= Linda Macaulay =

English professor

Linda Ann Macaulay is the Emeritus Professor of System Design at the University of Manchester, specialising in Human–computer interaction, Requirements engineering and Service science, management and engineering.

==Education ==
Linda Macaulay obtained a Bachelor of Science degree in Mathematics at the University of Sheffield in 1972, and a Research master's degree in Computational Science from the University of St Andrews in 1976. She later obtained her Doctor of Philosophy in Computation from the University of Manchester, becoming a Fellow of the British Computer Society.

== Research ==

=== Human Computer Interaction ===
Professor Macaulay's 1995 book Human Computer Interaction for Software Designers, served presents a number of techniques for use by System Designers to help them take account of user needs within the design process. The Engineering and Physical Sciences Research Council recognised her HCI research through the award "Human Factors in the Design of Electronic Service Delivery Systems for use in Complex Environments".
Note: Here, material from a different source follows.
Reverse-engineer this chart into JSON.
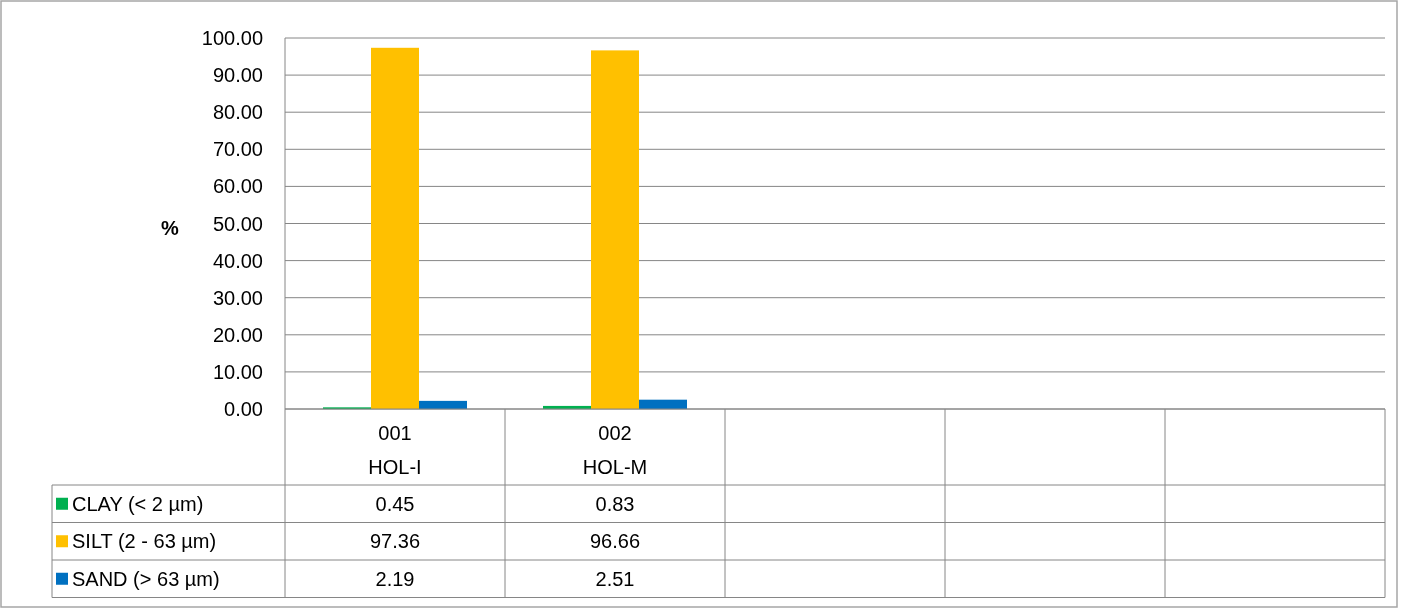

=== Requirements Engineering ===
Her book on requirements engineering focussed on techniques for involving users in the early stages of requirements in the software design process led to an EPSRC award for "Co-operative Requirements Capture", and a number of articles including USTM: A New Approach to Requirements Specification, Requirements as a Co-operative Activity, A Seven Layer Model of the Role of the Facilitator in Requirements Engineering. She won the Economic and Social Research Council award for "Human Issues in Security and Privacy in e-Commerce".

=== Service System Design===
Macaulay's contributed to one of the earliest publications recognising the need for more flexible software, known as "software as a service", and to be co-investigator in the Interdisciplinary Software Engineering Network. She later founded the EPSRC UK network in Service Science, to develop and promote UK capability in service sciences. Her book Case Studies in Service Innovation presents a study of how service innovation occurs in practice.

== Career ==
In 1999 Linda was the first female Professor to be appointed to the Department of Computation at the University of Manchester Institute of Science and Technology. She is now at Manchester Business School.

==Awards==
- IBM Faculty Award for research in service science

==Personal life==
Professor Macaulay is married to Patrick Macaulay, they have three children Jon-Sebastian, Theresa and Christine.